Beyond the Baseband: Adaptive Multi-Band Encoding for Full-Spectrum Bioacoustics Classification
For bioacoustics researchers, this work addresses the limitation of standard audio models that discard ultrasonic information, though improvements are dataset-dependent.
The paper proposes a multi-band encoding framework for bioacoustics that decomposes full-spectrum animal calls into band features and fuses them, showing consistent improvements over baseband baselines on two of three datasets.

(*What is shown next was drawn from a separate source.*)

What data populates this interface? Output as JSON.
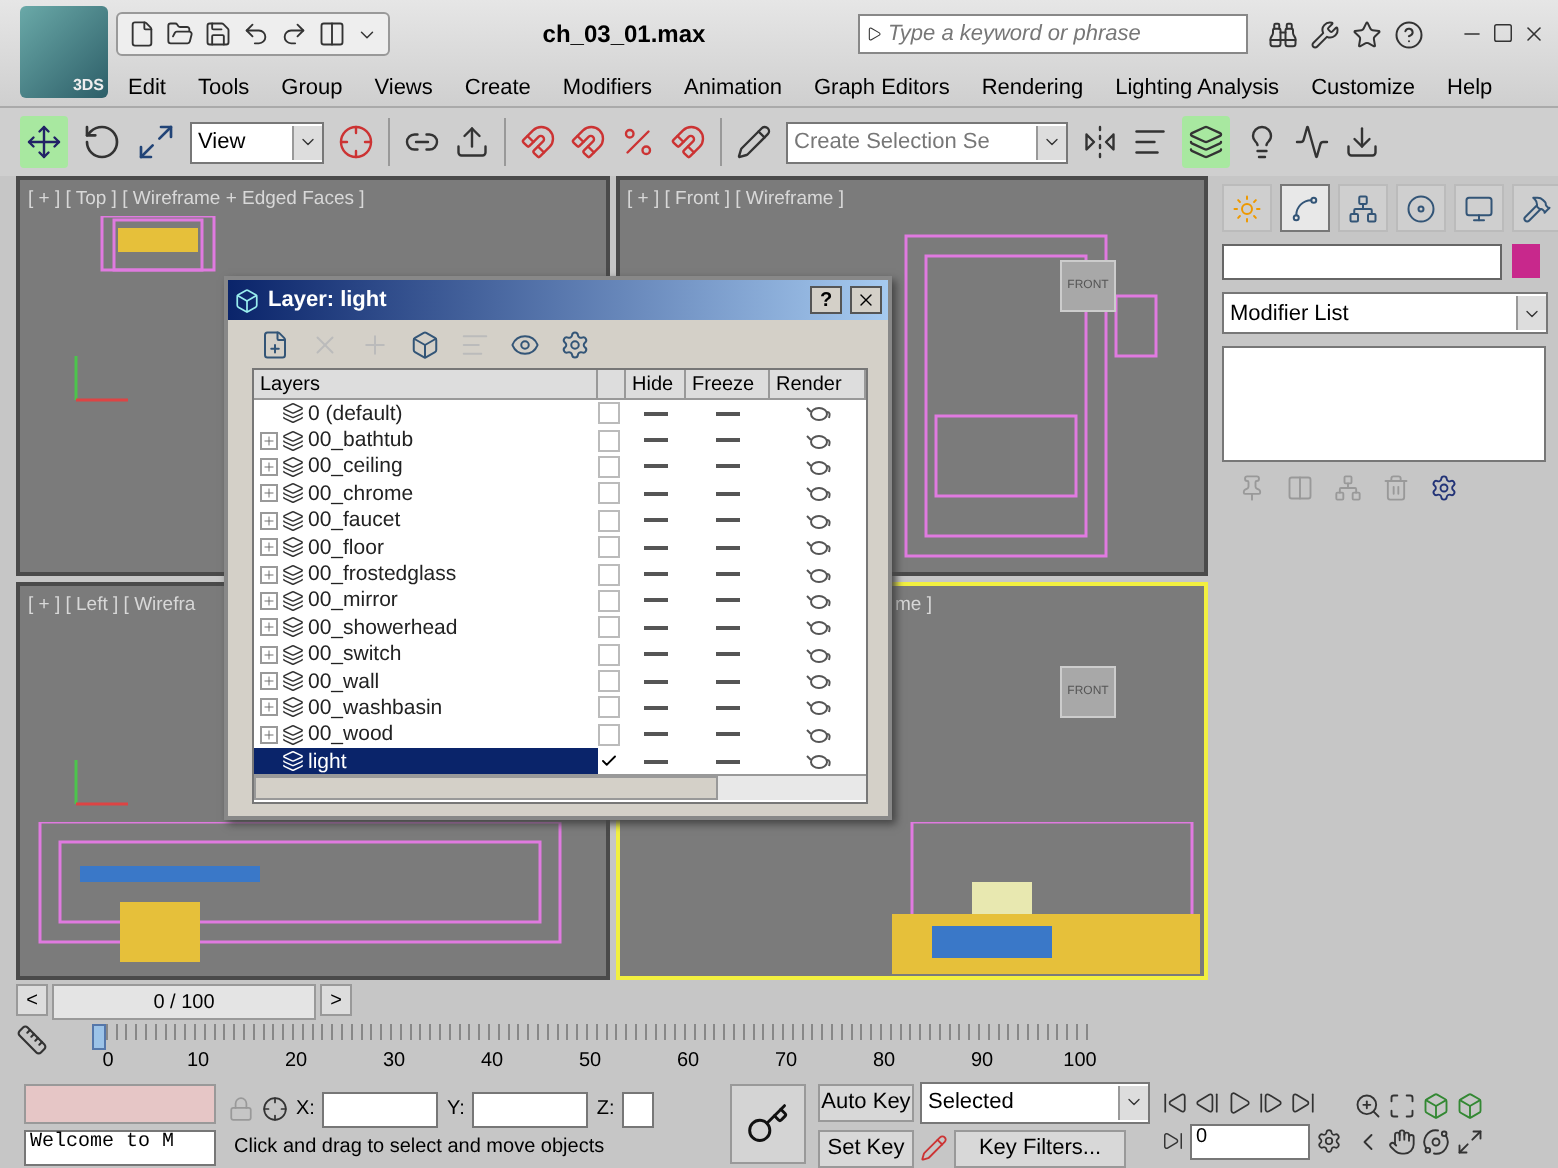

Animals hear and vocalize across frequency ranges that differ substantially from humans, often extending into the ultrasonic domain. Yet most computational bioacoustics systems rely on audio models pre-trained at 16 kHz, restricting their usable bandwidth to the 0-8 kHz baseband and discarding higher-frequency information present in many bioacoustic recordings. We investigate a multi-band encoding framework that decomposes the full spectrum of animal calls into band features and fuses them into a unified representation. Similarity analyses on models show that certain encoders produce decorrelated band embeddings that improve class separation after fusion. Classification experiments on three bioacoustic datasets using eight pre-trained models and five fusion strategies show that fused representations consistently outperform the baseband and time-expansion baselines on two datasets, showing the potential of multi-band methods for full-spectrum encoding of animal calls.